The author makes it clear soon enough that she’s more focused on the external conflict in this story instead of developing the relationship between Lydia and Hugh. But the conflict is not good at all. Clues pop up due to lucky coincidences. There is a lack of urgency in the investigation procedures. The identity of the big bad villain as a convenient end-to-all-problems plot device doesn’t help matters much. Hugh and Lydia offer little emotional resonance to make up for the subpar mystery: Lydia falls into Hugh’s arms – and bed – unbelievably quickly despite her initial reservations. Hugh comes off really badly as a man that knows what his father did to Lydia and still has the temerity to tell Lydia that his father did everything for their own good. Normally it’s the heroine that comes with some truly perverse Daddy complex, but here it is the hero that needs psychiatric help.

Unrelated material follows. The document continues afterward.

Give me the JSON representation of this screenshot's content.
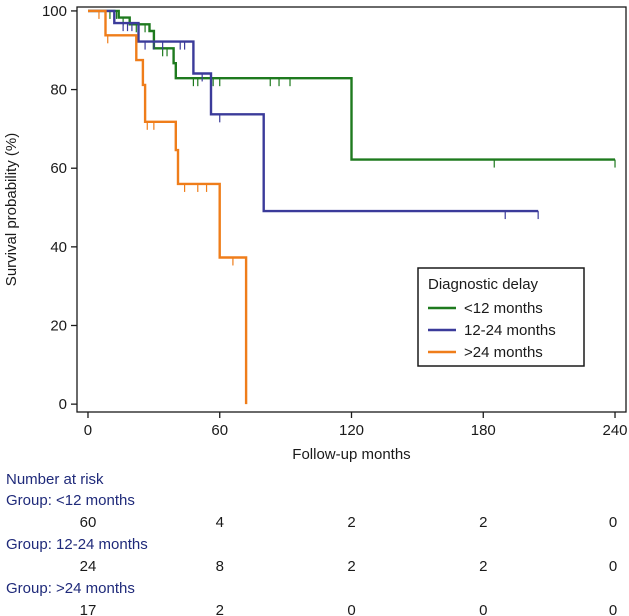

Ultimately, Julie Beard chickens out on tackling the difficult issues she herself brings up in Midnight Angel, relying instead on contrived coincidences, unlikely circumstances, and when even that fails, sweeps everything else that needs to be addressed in the main characters’ relationship under the proverbial rug and shoves a forced happy ending onto the couple. The result is a book that has an interesting premise but ends up a dry and uninteresting read instead.